While many AI models are trained on datasets with careful labels, Facebook said SEER has learned how to recognize objects in photos by analyzing random, unlabeled and Instagram images. non-submerged. This AI method is called self-directed learning (SEER is a SElf-supERvised play).

“The future of AI lies in creating systems that can learn directly from whatever information is given to them – whether it be text, images, or other types of data – without rely on carefully stored and named data sets to learn how to identify objects in a picture, interpret a text block, or perform any of the countless other tasks that require us on, “Facebook researchers wrote in a blog post.

“SEER’s performance shows that self-directed learning can be excellent on computer vision tasks in real-world situations,” they said. “This is a breakdown that ultimately clears the way for more flexible, accurate and flexible computer vision models in the future. ”

While this is just a research project, a Facebook spokesperson said the potential uses were quite widespread. They include enhanced text that has been automatically generated for reporting images to visually impaired people, improved automated classification of items sold on Facebook Marketplace, and better systems to keep harmful images away from the Facebook platform, the company said.

Privacy issue?

But many Instagram users may be surprised to hear that their images are being used to train Facebook AI systems.

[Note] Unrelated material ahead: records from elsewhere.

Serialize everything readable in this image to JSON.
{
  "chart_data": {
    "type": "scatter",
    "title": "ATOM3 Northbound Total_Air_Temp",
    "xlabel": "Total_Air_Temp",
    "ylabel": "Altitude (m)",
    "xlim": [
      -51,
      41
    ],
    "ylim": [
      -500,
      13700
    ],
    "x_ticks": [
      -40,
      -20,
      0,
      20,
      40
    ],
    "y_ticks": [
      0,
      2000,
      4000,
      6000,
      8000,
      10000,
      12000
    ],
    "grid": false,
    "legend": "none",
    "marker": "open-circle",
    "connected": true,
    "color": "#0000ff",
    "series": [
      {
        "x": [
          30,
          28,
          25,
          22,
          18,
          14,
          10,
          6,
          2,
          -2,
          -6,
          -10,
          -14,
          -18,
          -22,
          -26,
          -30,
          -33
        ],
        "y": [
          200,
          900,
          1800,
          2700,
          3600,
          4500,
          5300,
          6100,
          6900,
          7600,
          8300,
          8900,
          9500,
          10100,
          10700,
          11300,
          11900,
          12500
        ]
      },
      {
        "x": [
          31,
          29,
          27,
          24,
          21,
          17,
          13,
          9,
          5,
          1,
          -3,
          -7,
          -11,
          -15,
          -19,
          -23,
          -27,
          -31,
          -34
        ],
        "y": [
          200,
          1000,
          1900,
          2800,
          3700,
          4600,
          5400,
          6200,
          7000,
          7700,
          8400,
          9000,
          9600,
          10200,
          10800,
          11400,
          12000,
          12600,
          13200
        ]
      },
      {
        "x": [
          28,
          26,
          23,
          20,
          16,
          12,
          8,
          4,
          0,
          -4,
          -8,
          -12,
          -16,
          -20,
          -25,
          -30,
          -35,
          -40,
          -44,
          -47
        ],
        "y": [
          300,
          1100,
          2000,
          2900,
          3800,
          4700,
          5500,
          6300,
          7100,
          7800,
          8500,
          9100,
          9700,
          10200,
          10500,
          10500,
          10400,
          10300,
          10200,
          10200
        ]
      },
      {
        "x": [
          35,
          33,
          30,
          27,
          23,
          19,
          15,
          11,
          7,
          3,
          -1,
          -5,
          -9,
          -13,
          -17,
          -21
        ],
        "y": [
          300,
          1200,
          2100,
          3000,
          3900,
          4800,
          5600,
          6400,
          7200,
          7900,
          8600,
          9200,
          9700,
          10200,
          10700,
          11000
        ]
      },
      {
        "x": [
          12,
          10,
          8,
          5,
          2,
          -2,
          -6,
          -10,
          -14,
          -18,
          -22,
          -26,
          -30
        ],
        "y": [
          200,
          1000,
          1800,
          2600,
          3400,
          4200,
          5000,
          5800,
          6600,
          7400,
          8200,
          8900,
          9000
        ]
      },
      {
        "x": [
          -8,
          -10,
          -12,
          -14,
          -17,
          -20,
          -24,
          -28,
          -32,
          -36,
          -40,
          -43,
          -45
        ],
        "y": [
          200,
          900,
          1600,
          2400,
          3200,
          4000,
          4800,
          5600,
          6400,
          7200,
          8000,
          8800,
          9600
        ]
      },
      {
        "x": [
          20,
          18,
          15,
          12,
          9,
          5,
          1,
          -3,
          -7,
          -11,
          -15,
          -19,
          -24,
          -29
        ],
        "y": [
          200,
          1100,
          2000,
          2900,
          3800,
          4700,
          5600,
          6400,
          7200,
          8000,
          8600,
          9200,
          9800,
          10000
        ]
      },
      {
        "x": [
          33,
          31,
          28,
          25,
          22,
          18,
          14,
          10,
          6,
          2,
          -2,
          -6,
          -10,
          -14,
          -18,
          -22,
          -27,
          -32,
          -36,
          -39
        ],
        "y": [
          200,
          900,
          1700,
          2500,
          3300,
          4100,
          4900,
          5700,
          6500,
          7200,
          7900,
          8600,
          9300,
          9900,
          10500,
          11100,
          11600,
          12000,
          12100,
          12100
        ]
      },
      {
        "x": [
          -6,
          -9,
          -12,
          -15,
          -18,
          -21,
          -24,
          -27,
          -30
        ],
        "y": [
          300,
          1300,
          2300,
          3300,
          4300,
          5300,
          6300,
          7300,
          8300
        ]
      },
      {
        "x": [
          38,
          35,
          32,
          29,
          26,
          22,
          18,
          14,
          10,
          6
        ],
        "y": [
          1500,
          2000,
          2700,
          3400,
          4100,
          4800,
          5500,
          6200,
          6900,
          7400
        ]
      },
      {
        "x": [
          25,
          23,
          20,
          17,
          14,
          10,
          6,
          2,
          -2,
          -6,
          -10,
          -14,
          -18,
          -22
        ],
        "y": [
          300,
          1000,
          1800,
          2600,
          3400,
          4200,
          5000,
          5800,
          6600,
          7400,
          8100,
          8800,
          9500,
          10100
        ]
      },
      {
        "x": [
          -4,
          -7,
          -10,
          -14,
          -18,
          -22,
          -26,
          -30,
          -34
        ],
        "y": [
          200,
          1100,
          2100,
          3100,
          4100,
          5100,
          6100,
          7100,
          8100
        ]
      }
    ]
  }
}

“We inform Instagram account holders in our data policy that we will use the information we hold to support research and innovation including the advancement of such technology,” Priya Goyal, software engineer at Facebook AI Research, told CNBC.

Facebook said it will open some of its software so other researchers can try it out.

“While we are sharing details of our research and creating an open library that will allow other researchers to use self-directed learning to train models on submerged images, we are not share the images or SEER mode, ”Goyal said.

Other major tech companies including Google and Microsoft are also trying to push the boundaries of computer vision. Last summer, Google unveiled the SimCLRv2 computer vision module, while OpenAI unveiled iGPT 2.